Palin Flunks Couric Interview as McCain Attempts to Hijack Bailout Talks for Political Gain
News today is dominated by the financial bailout talks in Washington and John McCain's hamfisted attempt to hijack them for political gain in the run up to his debate tonight with Barack Obama. Nonetheless, negative commentary abounds also on Sarah Palin's interview Wednesday and Thursday with Katie Couric of CBS. Excerpts from Palin's interview with Couric that didn't go so well for her include the following:
*Palin's inability to recall even a single example of McCain's "maverick reform efforts" from his 26 years in the US Senate: "I'll try to find ya some and I'll bring them to ya."
*A repeat of her claim that Alaska's proximity to Russia should be counted as foreign affairs experience, combined with the highly provocative suggestion that Russia represents a direct military threat to the United States: "...As Putin rears his head and comes into the airspace of the United States of America, where, where do they go?
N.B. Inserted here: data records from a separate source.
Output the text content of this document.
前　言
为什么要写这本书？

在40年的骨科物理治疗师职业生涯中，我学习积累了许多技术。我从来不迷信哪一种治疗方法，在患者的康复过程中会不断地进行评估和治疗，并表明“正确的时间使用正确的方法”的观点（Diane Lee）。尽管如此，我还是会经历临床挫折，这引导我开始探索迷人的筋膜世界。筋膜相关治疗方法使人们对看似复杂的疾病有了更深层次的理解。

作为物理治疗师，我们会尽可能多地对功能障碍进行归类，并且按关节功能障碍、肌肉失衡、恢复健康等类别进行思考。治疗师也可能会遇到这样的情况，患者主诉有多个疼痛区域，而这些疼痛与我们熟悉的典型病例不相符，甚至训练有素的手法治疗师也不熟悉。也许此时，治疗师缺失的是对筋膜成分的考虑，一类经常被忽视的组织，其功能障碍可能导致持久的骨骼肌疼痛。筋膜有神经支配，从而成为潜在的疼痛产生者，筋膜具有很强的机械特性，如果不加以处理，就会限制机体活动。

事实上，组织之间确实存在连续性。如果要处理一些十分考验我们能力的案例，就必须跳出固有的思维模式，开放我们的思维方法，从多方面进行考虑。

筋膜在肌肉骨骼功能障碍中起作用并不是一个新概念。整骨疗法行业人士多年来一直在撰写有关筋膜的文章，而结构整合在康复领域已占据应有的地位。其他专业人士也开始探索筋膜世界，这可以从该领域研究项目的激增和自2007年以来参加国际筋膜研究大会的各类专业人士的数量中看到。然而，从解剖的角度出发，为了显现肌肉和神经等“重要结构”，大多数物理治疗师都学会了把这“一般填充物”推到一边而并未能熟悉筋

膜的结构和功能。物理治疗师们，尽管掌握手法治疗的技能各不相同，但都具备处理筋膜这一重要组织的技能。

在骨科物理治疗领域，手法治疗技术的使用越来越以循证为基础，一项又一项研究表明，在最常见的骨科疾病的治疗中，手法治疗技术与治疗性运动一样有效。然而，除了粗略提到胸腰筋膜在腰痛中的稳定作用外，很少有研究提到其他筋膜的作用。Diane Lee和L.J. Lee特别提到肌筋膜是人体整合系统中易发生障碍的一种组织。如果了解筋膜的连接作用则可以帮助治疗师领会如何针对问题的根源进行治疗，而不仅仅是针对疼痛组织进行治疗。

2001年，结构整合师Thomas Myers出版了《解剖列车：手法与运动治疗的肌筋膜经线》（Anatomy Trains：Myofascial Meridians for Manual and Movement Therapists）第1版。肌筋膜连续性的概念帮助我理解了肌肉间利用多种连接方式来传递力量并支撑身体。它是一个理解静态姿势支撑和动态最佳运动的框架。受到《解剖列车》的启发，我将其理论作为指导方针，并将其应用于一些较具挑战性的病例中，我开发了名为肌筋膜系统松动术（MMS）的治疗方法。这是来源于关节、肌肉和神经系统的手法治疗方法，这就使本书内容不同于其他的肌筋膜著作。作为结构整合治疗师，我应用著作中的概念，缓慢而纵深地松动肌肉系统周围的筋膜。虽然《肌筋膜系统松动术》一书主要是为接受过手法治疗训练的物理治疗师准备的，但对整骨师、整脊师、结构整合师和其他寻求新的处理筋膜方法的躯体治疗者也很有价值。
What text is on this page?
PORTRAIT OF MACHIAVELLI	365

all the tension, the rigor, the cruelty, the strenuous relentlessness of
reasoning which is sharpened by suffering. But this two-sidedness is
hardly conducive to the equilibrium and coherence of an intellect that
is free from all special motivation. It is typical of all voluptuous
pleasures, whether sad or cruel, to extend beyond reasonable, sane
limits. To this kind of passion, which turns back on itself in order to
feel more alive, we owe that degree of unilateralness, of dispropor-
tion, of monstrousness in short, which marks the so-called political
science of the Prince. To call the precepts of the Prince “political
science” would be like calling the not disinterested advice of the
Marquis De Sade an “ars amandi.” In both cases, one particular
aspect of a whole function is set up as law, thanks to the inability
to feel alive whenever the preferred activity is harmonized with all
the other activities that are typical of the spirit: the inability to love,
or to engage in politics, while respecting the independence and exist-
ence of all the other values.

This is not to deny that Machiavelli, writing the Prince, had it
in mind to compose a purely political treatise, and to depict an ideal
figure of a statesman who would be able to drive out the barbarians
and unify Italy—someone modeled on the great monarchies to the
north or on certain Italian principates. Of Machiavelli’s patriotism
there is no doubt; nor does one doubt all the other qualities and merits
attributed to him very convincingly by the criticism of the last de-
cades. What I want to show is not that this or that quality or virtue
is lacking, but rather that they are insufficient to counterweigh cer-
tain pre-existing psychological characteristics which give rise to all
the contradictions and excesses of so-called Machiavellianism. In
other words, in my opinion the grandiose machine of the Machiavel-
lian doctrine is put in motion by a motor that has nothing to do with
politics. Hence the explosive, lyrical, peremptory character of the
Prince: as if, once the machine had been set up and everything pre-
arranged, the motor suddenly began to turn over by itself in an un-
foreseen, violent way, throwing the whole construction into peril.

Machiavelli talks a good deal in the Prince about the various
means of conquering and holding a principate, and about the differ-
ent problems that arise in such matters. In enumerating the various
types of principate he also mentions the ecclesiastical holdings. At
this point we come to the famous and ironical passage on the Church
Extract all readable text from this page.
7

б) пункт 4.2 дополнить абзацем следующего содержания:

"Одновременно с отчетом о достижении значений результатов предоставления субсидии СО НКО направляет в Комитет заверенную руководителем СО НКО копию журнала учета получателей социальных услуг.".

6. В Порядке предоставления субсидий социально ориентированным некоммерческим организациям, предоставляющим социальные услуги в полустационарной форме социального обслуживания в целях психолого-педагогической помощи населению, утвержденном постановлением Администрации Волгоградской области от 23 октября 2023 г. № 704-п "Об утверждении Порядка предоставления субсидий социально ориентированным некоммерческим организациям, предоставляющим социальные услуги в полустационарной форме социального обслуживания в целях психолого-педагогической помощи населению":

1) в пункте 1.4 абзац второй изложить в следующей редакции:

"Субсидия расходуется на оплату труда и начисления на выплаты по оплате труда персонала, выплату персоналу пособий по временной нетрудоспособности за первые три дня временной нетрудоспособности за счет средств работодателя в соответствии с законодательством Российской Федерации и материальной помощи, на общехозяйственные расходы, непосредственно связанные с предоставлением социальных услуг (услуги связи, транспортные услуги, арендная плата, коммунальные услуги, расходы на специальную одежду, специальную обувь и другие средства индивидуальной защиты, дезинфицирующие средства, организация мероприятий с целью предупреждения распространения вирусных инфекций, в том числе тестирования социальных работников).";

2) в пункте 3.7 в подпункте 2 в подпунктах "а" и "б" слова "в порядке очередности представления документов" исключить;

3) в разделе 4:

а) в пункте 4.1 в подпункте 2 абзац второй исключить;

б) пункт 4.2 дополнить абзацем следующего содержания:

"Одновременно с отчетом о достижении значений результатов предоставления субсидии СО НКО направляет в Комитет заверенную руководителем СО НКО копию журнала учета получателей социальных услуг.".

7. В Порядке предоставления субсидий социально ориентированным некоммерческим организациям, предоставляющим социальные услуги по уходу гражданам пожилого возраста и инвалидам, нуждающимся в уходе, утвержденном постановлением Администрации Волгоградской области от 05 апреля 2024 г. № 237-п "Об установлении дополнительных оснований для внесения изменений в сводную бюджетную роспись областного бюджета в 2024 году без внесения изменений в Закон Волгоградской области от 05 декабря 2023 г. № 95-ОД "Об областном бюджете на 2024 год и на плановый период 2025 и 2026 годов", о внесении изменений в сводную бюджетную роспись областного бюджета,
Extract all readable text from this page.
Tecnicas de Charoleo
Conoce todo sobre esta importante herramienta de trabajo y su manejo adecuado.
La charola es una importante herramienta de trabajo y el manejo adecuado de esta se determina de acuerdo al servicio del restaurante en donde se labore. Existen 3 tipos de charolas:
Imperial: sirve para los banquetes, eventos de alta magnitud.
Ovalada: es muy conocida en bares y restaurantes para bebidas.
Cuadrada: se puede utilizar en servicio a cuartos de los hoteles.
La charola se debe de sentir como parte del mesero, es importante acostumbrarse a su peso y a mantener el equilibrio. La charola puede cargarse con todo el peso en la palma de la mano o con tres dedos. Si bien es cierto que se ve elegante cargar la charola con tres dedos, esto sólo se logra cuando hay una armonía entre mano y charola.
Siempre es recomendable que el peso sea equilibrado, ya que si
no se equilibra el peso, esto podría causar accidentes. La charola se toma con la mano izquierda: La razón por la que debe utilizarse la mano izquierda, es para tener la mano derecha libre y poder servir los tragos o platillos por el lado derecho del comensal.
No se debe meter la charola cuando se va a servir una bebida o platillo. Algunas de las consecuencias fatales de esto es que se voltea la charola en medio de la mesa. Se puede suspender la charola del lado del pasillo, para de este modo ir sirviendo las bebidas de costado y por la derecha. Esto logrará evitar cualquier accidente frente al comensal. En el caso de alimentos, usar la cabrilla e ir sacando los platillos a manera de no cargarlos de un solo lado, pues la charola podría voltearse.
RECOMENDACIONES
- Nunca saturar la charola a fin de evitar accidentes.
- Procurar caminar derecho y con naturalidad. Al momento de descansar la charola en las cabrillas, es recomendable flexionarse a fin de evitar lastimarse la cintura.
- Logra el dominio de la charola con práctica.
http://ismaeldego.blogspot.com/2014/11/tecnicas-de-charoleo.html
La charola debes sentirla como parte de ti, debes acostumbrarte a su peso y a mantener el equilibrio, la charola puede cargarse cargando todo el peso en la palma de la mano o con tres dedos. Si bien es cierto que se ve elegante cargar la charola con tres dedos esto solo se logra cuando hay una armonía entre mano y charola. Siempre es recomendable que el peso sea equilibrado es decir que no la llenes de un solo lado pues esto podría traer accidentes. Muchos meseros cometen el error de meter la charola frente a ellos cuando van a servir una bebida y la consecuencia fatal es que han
It's Alaska...." (In fact, the shortest route from Moscow to anywhere in the continental US is over the Atlantic, and in any case Putin would have nothing to gain by directly threatening or provoking the US).
*A call for an impossible "surge" in Afghanistan: Defense officials including Secretary Gates have made it clear that as long as current troop levels remain in Iraq no such "surge" is possible for Afghanistan.
*Following her meeting with Henry Kissinger in New York, an insistence that direct, unconditional talks with Iran would be "naive" in obvious ignorance of the fact that Kissinger himself has advocated such talks.
*Evasion on McCain campaign manager Rick Davis' relationship with Freddie Mac, mouthing the same McCain talking points on Davis that have already been discredited.
*A suggestion that Barack Obama turns as political winds blow, licking her finger and dismissively sticking it in the air, that was simply tacky (and I mean trailer-park tacky).
Palin's performance with Couric is being panned by conservative as well as liberal commentators, who appear to agree that this was worse than her previous interview with Charlie Gibson: unprepared, incoherent, and utterly lacking in specifics. Palin should "bow out" of the race, conservative columnist Kathleen Parker argues at the National Review: "Palin filibusters. She repeats words, filling space with deadwood. Cut the verbiage and there’s not much content there." Conservative blogger Rod Dreher writes of Palin: "She makes George W. Bush sound like Cicero." Jay Bookman of the Atlanta Journal-Constitution writes that "Sarah Palin is a bad joke." Alessandra Stanley of the New York Times writes that Palin's remarks seem "like an outboard motor loosened from the stern."
Meanwhile, John McCain's role in the bailout flap is being seen by many as disruptive and even damaging. Democrats have pounced on McCain for charging into Washington as he did, assuming the role of savior while doing little to save anything but his own flagging campaign. Many in the press, likewise, hold McCain responsible for stalling a deal on the bailout that was well on its way to being done: ABC News suggests the "Pottery Barn Rule" applies to McCain on his role in the stalled bailout deal: "You broke it, you own it." E.J. Dionne writes in The New Republic that "McCain's boisterous intervention - and particularly his grandstanding on the debate - was less a presidential act than the tactical ploy of a man worried that his chances of becoming president might be slipping away."
Like his selection of Sarah Palin as vice-presidential running mate, McCain's actions in the bailout talks appear to be just one more silly political stunt that, ultimately, may cost far more more than it benefits him.